When a loved one is gone, are they ever really gone?
You expect the phone to ring any moment. Something happens and you can hear yourself saying the same phrase they did. You pull on a sweater and notice that it’s exactly the color they wore.
You haven’t celebrated their birthday in years but it’s marked forever in the calendar of your mind, and even before the day comes you’ve spotted a card that would be just perfect.
You read about something that happened the year they were born, and you start calculating how old they would be this year if they were still alive.
My dad was born in 1924 and died in 2012 just short of his 88th birthday. It was a peaceful death and not unexpected. “We had the luxury of saying good-bye,” my mom says.
But the dad that comes to mind more often is decades younger, more vigorous, just back from a sail on the bay, his face flushed, his blue eyes the color of the sea. “Hiya Skeezix,” he calls me.
Skeezix? Where did he get that name?
I wasn’t going to become like him, but I keep catching myself doing the exact same things he did, like greeting complete strangers with a big smile and “Hi!”
Or discovering the gravesite of a 17th-century Puritan ancestor, taking a photo of it and showing it to everybody with the phrase, “This here is the tombstone of the first Hamlin on these shores.”
My boys roll their eyes. I rolled mine back then when he did the same sort of genealogical research, thrusting our heritage on us.
Or look at this photo of the bench he used to sit on at the Huntington Library, the one that has a plaque bearing his name, and here I am with my son, Tim, three generations together, even if only two of them can be seen.
“Faith and family are the two most important things in life,” he would say. I rolled my eyes at that too. Now I know exactly what he meant.
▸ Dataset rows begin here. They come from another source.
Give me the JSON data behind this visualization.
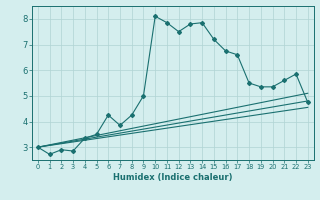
{
  "title": "",
  "xlabel": "Humidex (Indice chaleur)",
  "ylabel": "",
  "bg_color": "#d4eeee",
  "line_color": "#1a7070",
  "grid_color": "#b0d4d4",
  "xlim": [
    -0.5,
    23.5
  ],
  "ylim": [
    2.5,
    8.5
  ],
  "yticks": [
    3,
    4,
    5,
    6,
    7,
    8
  ],
  "xticks": [
    0,
    1,
    2,
    3,
    4,
    5,
    6,
    7,
    8,
    9,
    10,
    11,
    12,
    13,
    14,
    15,
    16,
    17,
    18,
    19,
    20,
    21,
    22,
    23
  ],
  "curve1_x": [
    0,
    1,
    2,
    3,
    4,
    5,
    6,
    7,
    8,
    9,
    10,
    11,
    12,
    13,
    14,
    15,
    16,
    17,
    18,
    19,
    20,
    21,
    22,
    23
  ],
  "curve1_y": [
    3.0,
    2.72,
    2.9,
    2.85,
    3.35,
    3.5,
    4.25,
    3.85,
    4.25,
    5.0,
    8.1,
    7.85,
    7.5,
    7.8,
    7.85,
    7.2,
    6.75,
    6.6,
    5.5,
    5.35,
    5.35,
    5.6,
    5.85,
    4.75
  ],
  "line1_x": [
    0,
    23
  ],
  "line1_y": [
    3.0,
    5.1
  ],
  "line2_x": [
    0,
    23
  ],
  "line2_y": [
    3.0,
    4.55
  ],
  "line3_x": [
    0,
    23
  ],
  "line3_y": [
    3.0,
    4.8
  ]
}
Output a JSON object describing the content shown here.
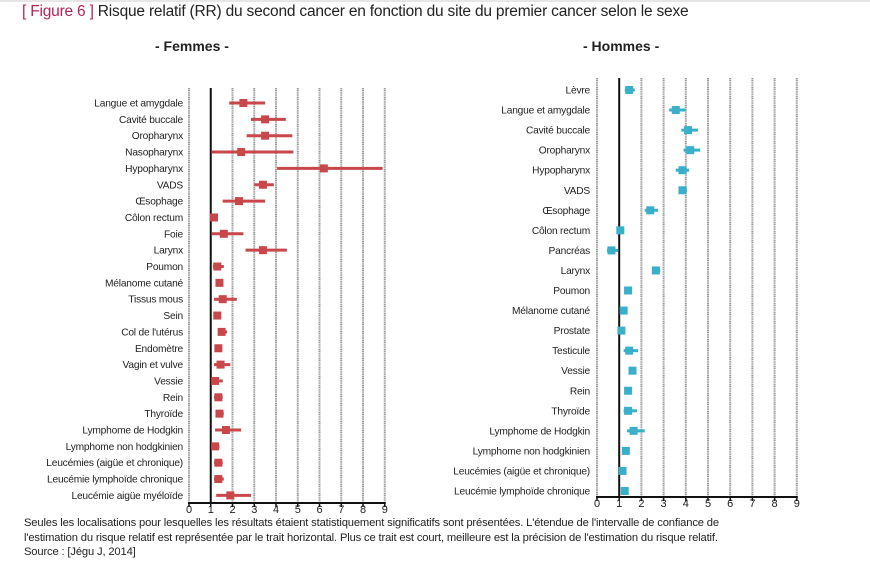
{
  "figure": {
    "label": "[ Figure 6 ]",
    "title": "Risque relatif (RR) du second cancer en fonction du site du premier cancer selon le sexe",
    "accent_color": "#b3245c"
  },
  "caption": {
    "lines": [
      "Seules les localisations pour lesquelles les résultats étaient statistiquement significatifs sont présentées. L'étendue de l'intervalle de confiance de",
      "l'estimation du risque relatif est représentée par le trait horizontal. Plus ce trait est court, meilleure est la précision de l'estimation du risque relatif.",
      "Source : [Jégu J, 2014]"
    ]
  },
  "chart_data": [
    {
      "type": "scatter",
      "subtype": "forest-plot",
      "title": "- Femmes -",
      "xlabel": "",
      "ylabel": "",
      "xlim": [
        0,
        9
      ],
      "xticks": [
        "0",
        "1",
        "2",
        "3",
        "4",
        "5",
        "6",
        "7",
        "8",
        "9"
      ],
      "reference_line": 1,
      "grid": true,
      "color": "#c9474a",
      "categories": [
        "Langue et amygdale",
        "Cavité buccale",
        "Oropharynx",
        "Nasopharynx",
        "Hypopharynx",
        "VADS",
        "Œsophage",
        "Côlon rectum",
        "Foie",
        "Larynx",
        "Poumon",
        "Mélanome cutané",
        "Tissus mous",
        "Sein",
        "Col de l'utérus",
        "Endomètre",
        "Vagin et vulve",
        "Vessie",
        "Rein",
        "Thyroïde",
        "Lymphome de Hodgkin",
        "Lymphome non hodgkinien",
        "Leucémies (aigüe et chronique)",
        "Leucémie lymphoïde chronique",
        "Leucémie aigüe myéloïde"
      ],
      "rr": [
        2.5,
        3.5,
        3.5,
        2.4,
        6.2,
        3.4,
        2.3,
        1.15,
        1.6,
        3.4,
        1.3,
        1.4,
        1.55,
        1.3,
        1.5,
        1.35,
        1.45,
        1.2,
        1.35,
        1.4,
        1.7,
        1.2,
        1.35,
        1.35,
        1.9
      ],
      "ci_low": [
        1.85,
        2.85,
        2.65,
        1.05,
        4.05,
        3.0,
        1.55,
        1.15,
        1.05,
        2.6,
        1.1,
        1.25,
        1.15,
        1.3,
        1.35,
        1.35,
        1.15,
        1.05,
        1.15,
        1.25,
        1.2,
        1.05,
        1.15,
        1.15,
        1.25
      ],
      "ci_high": [
        3.5,
        4.45,
        4.75,
        4.8,
        8.9,
        3.9,
        3.5,
        1.15,
        2.5,
        4.5,
        1.6,
        1.55,
        2.2,
        1.3,
        1.75,
        1.35,
        1.9,
        1.55,
        1.55,
        1.6,
        2.4,
        1.4,
        1.55,
        1.6,
        2.85
      ]
    },
    {
      "type": "scatter",
      "subtype": "forest-plot",
      "title": "- Hommes -",
      "xlabel": "",
      "ylabel": "",
      "xlim": [
        0,
        9
      ],
      "xticks": [
        "0",
        "1",
        "2",
        "3",
        "4",
        "5",
        "6",
        "7",
        "8",
        "9"
      ],
      "reference_line": 1,
      "grid": true,
      "color": "#3aafc9",
      "categories": [
        "Lèvre",
        "Langue et amygdale",
        "Cavité buccale",
        "Oropharynx",
        "Hypopharynx",
        "VADS",
        "Œsophage",
        "Côlon rectum",
        "Pancréas",
        "Larynx",
        "Poumon",
        "Mélanome cutané",
        "Prostate",
        "Testicule",
        "Vessie",
        "Rein",
        "Thyroïde",
        "Lymphome de Hodgkin",
        "Lymphome non hodgkinien",
        "Leucémies (aigüe et chronique)",
        "Leucémie lymphoïde chronique"
      ],
      "rr": [
        1.45,
        3.55,
        4.1,
        4.2,
        3.85,
        3.85,
        2.4,
        1.05,
        0.65,
        2.65,
        1.4,
        1.2,
        1.1,
        1.45,
        1.6,
        1.4,
        1.4,
        1.65,
        1.3,
        1.15,
        1.25
      ],
      "ci_low": [
        1.25,
        3.25,
        3.8,
        3.9,
        3.55,
        3.7,
        2.15,
        1.05,
        0.45,
        2.5,
        1.4,
        1.1,
        1.1,
        1.2,
        1.5,
        1.35,
        1.2,
        1.35,
        1.2,
        1.1,
        1.15
      ],
      "ci_high": [
        1.7,
        4.0,
        4.55,
        4.65,
        4.15,
        4.05,
        2.75,
        1.05,
        0.95,
        2.85,
        1.4,
        1.3,
        1.1,
        1.85,
        1.75,
        1.45,
        1.8,
        2.15,
        1.4,
        1.25,
        1.35
      ]
    }
  ]
}
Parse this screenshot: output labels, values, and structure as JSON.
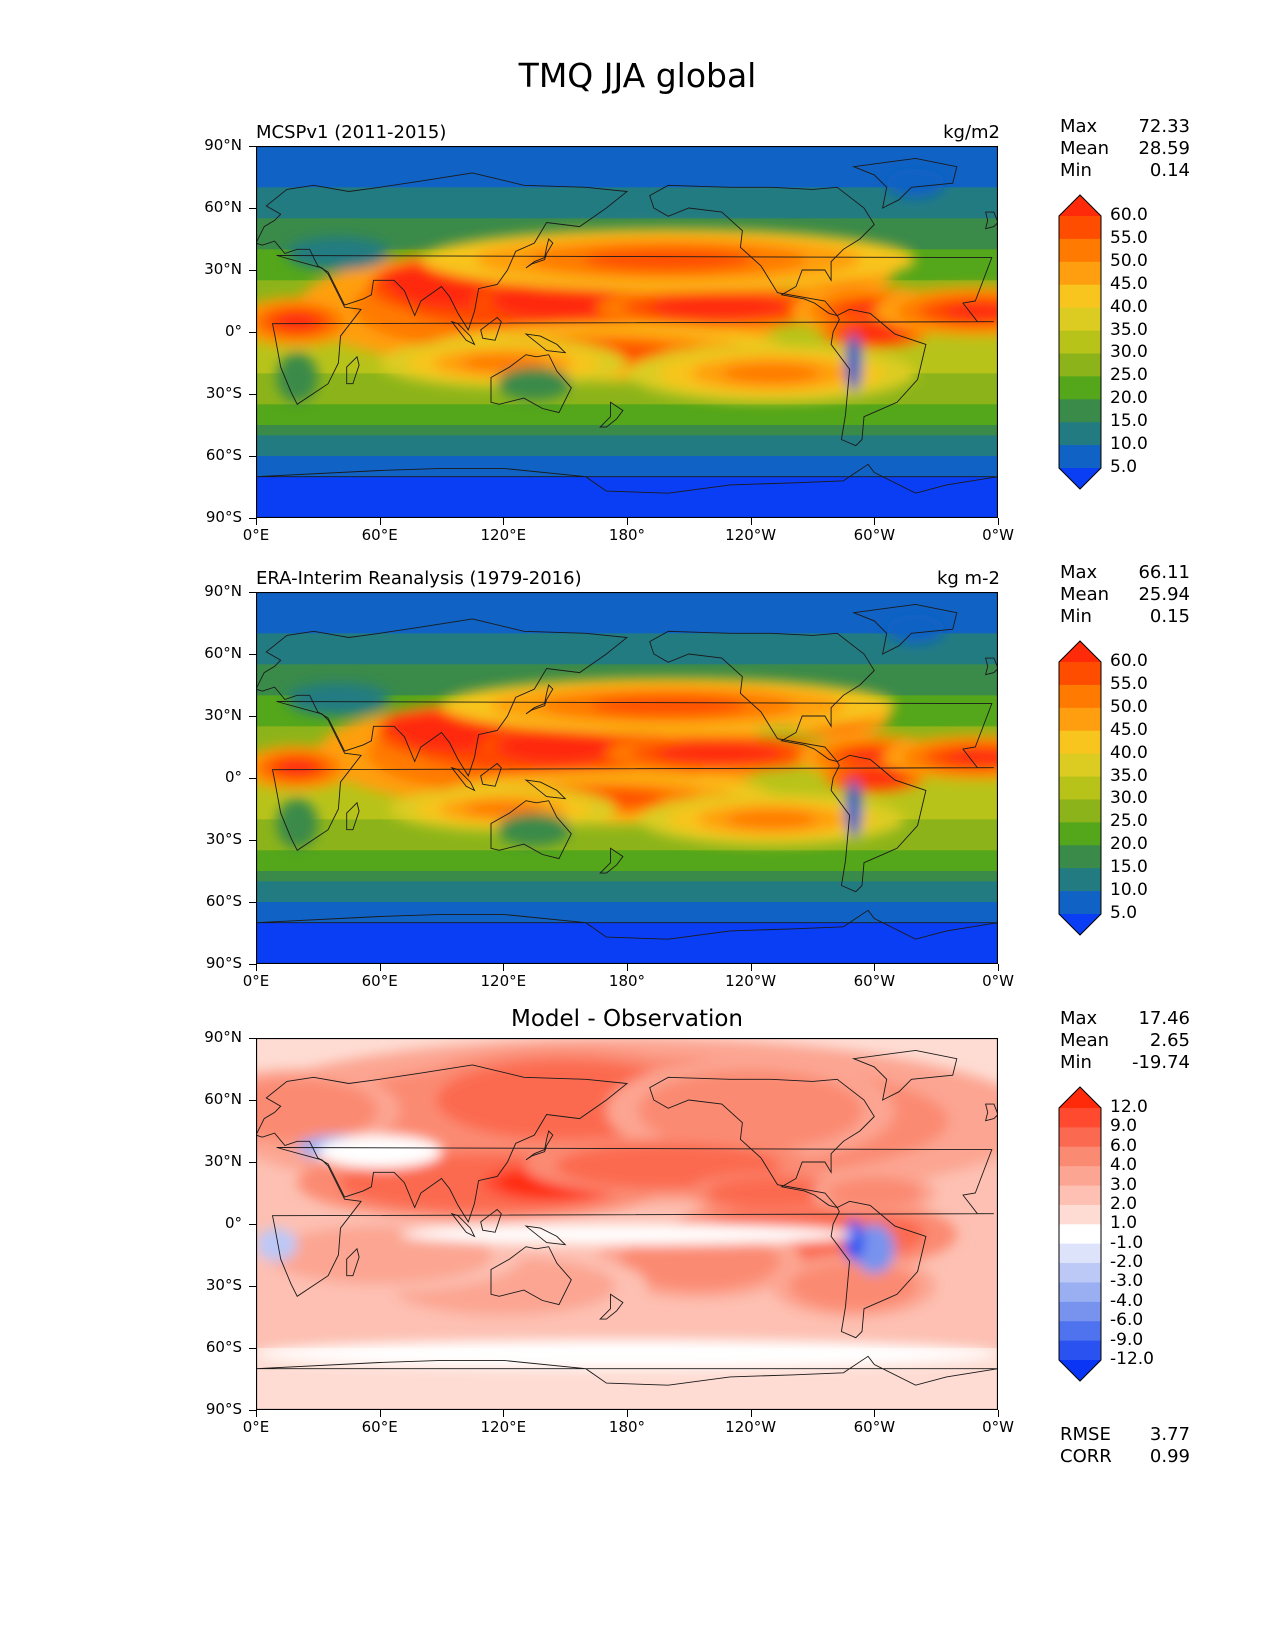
{
  "title": "TMQ JJA global",
  "axes": {
    "yticks": [
      "90°N",
      "60°N",
      "30°N",
      "0°",
      "30°S",
      "60°S",
      "90°S"
    ],
    "xticks": [
      "0°E",
      "60°E",
      "120°E",
      "180°",
      "120°W",
      "60°W",
      "0°W"
    ]
  },
  "panels": [
    {
      "id": "model",
      "left_title": "MCSPv1 (2011-2015)",
      "right_title": "kg/m2",
      "center_title": "",
      "stats": {
        "max_label": "Max",
        "max": "72.33",
        "mean_label": "Mean",
        "mean": "28.59",
        "min_label": "Min",
        "min": "0.14"
      },
      "colorbar": {
        "levels": [
          "60.0",
          "55.0",
          "50.0",
          "45.0",
          "40.0",
          "35.0",
          "30.0",
          "25.0",
          "20.0",
          "15.0",
          "10.0",
          "5.0"
        ],
        "colors": [
          "#ff2a0a",
          "#ff4d00",
          "#ff7a00",
          "#ff9f10",
          "#f8c41e",
          "#dccc22",
          "#b8c31a",
          "#8cb41a",
          "#54a61a",
          "#3a8a4a",
          "#237b82",
          "#1062c4",
          "#0a3ef5"
        ]
      }
    },
    {
      "id": "obs",
      "left_title": "ERA-Interim Reanalysis (1979-2016)",
      "right_title": "kg m-2",
      "center_title": "",
      "stats": {
        "max_label": "Max",
        "max": "66.11",
        "mean_label": "Mean",
        "mean": "25.94",
        "min_label": "Min",
        "min": "0.15"
      },
      "colorbar": {
        "levels": [
          "60.0",
          "55.0",
          "50.0",
          "45.0",
          "40.0",
          "35.0",
          "30.0",
          "25.0",
          "20.0",
          "15.0",
          "10.0",
          "5.0"
        ],
        "colors": [
          "#ff2a0a",
          "#ff4d00",
          "#ff7a00",
          "#ff9f10",
          "#f8c41e",
          "#dccc22",
          "#b8c31a",
          "#8cb41a",
          "#54a61a",
          "#3a8a4a",
          "#237b82",
          "#1062c4",
          "#0a3ef5"
        ]
      }
    },
    {
      "id": "diff",
      "left_title": "",
      "right_title": "",
      "center_title": "Model - Observation",
      "stats": {
        "max_label": "Max",
        "max": "17.46",
        "mean_label": "Mean",
        "mean": "2.65",
        "min_label": "Min",
        "min": "-19.74"
      },
      "colorbar": {
        "levels": [
          "12.0",
          "9.0",
          "6.0",
          "4.0",
          "3.0",
          "2.0",
          "1.0",
          "-1.0",
          "-2.0",
          "-3.0",
          "-4.0",
          "-6.0",
          "-9.0",
          "-12.0"
        ],
        "colors": [
          "#ff2a0a",
          "#ff4a30",
          "#fb6a50",
          "#fb8a72",
          "#fca592",
          "#fdc0b2",
          "#fedcd3",
          "#ffffff",
          "#dde3fb",
          "#bcc8f6",
          "#9aaef2",
          "#7893ee",
          "#4f73ee",
          "#2a52f0",
          "#0a35f5"
        ]
      },
      "metrics": {
        "rmse_label": "RMSE",
        "rmse": "3.77",
        "corr_label": "CORR",
        "corr": "0.99"
      }
    }
  ],
  "chart_data": [
    {
      "type": "heatmap",
      "title": "MCSPv1 (2011-2015)",
      "units": "kg/m2",
      "xlim": [
        0,
        360
      ],
      "ylim": [
        -90,
        90
      ],
      "levels": [
        5,
        10,
        15,
        20,
        25,
        30,
        35,
        40,
        45,
        50,
        55,
        60
      ],
      "max": 72.33,
      "mean": 28.59,
      "min": 0.14
    },
    {
      "type": "heatmap",
      "title": "ERA-Interim Reanalysis (1979-2016)",
      "units": "kg m-2",
      "xlim": [
        0,
        360
      ],
      "ylim": [
        -90,
        90
      ],
      "levels": [
        5,
        10,
        15,
        20,
        25,
        30,
        35,
        40,
        45,
        50,
        55,
        60
      ],
      "max": 66.11,
      "mean": 25.94,
      "min": 0.15
    },
    {
      "type": "heatmap",
      "title": "Model - Observation",
      "xlim": [
        0,
        360
      ],
      "ylim": [
        -90,
        90
      ],
      "levels": [
        -12,
        -9,
        -6,
        -4,
        -3,
        -2,
        -1,
        1,
        2,
        3,
        4,
        6,
        9,
        12
      ],
      "max": 17.46,
      "mean": 2.65,
      "min": -19.74,
      "rmse": 3.77,
      "corr": 0.99
    }
  ]
}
And you should have heard his long rambling graces at dinner. He was brilliant, giving us so much information in his prayers we called them “The Six O’Clock News.”
I suppose I could become someone else, but becoming my dad isn’t the worst thing that could happen, not by a long shot. I just hope my sons are prepared for the day they start sounding like me.
When they have kids I promise to call them “Skeezix.” If I should be so blessed.